Poor thing.  Sounds like she has a bad URI, I'm glad you're getting her to the vet quickly. Make sure her belly is warm, 76* should be enough, but double check since sometimes sick hedgies need extra heat. I'd put her food & water close to her bed so she doesn't have to go far to get to it. Make sure you measure or count the food so you can see in the morning if she ate anything. With the quill loss, she may also have either mites or a skin infection. I wouldn't put anything on her right now until the vet looks since oil can make infections worse.

Is there any way you can contact the previous owner once more to ask about food? If not, just be prepared to see green poops from sudden diet change and it may be good to have some probiotics on hand (such as acidophilus or Benebac) to help her out a little with the change.

Good luck, and thank you for rescuing the poor girl. I hope she starts feeling better soon!  We'd love to get updates on her after her vet visit and as she settles in with you!


----------



## julienne (May 15, 2014)

Okay, so we took her to the vet on the other side of town because I was so worried about her. On the car ride there she finally unrolled and I was able to see her face! Poor Poppy has a healed torn ear.  And they're very dry, as well as some patches on her back. The bald patches that I thought I saw turned out to be just her tummy. Her weight is okay, .8 lbs. Clear eyes and no runny nose! The doctor was sooo awesome. He said that the wheezing I heard was probably just her huffing and hissing. She behaved greatly after being put under haha. No URI, thank goodness! I am so happy to have a healthy hedgie. My next task is sewing her fleece liners and snuggle sacks!

Thank you so much, LilysMommy


----------



## Lilysmommy (Jan 7, 2009)

Oh good, I'm so glad it was a false alarm! I completely forgot the possibility that it was her normal huffing and hissing, I'm so used to them. Definitely preferable to URI wheezing, heh. Sounds like she's in a great new home, hopefully she'll warm up to you soon!  And slightly belated, but welcome to the forum!


----------



## NewAlbinoMom (Apr 7, 2014)

Big kudos to you for being a rescuer!


----------



## julienne (May 15, 2014)

Thank you both for the support! I was so relieved when I found out my suspicions were wrong. She's in my dad's room (with a space heater set at 78) for now until I get her CHE set up, but I will purchase it online ASAP. I bought a yard of fleece today because my mom volunteered to make the liners. Any help with that would be greatly appreciated! She says she just needs a picture to see what they look like. 

Poppy seems content for now, she's active and she ate some of my cat's food. However, I don't think it's the best choice for my hedgie. What do you guys feed yours? 

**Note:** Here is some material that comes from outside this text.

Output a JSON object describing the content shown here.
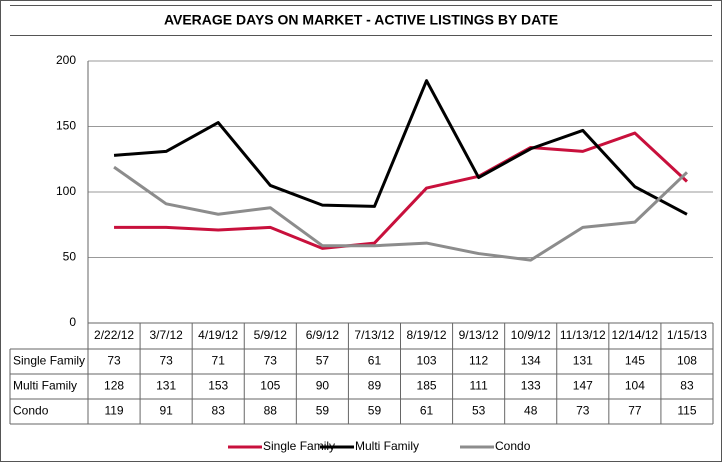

I lowered my hand into the cage and she puffed immediately, but then came out to investigate. I was beyond thrilled when she started licking me! And her little paws were on my hand! It was my first real encounter with her, just the two of us, and it made my heart melt.


----------



## Lilysmommy (Jan 7, 2009)

Here's some stickies with nutrition and food info. 
http://www.hedgehogcentral.com/foru...3034-beginner-s-guide-hedgehog-nutrition.html
http://www.hedgehogcentral.com/forums/12-diet-nutrition/23042-recommended-foods-list.html


----------



## julienne (May 15, 2014)

Thank you Lilysmommy for the helpful links, I read them thoroughly! So far Poppy seems to be doing great, I set up her cage in my room so she is no longer in my dad's room. Her cage is pretty big, it was used for my bunny Lola but she passed away in March.  It turns out a yard of fleece fits perfectly as a liner without me having to cut it or anything. I simply lift the wire top, place it in the cage, and the top keeps it down so she can't move it or dig under it. 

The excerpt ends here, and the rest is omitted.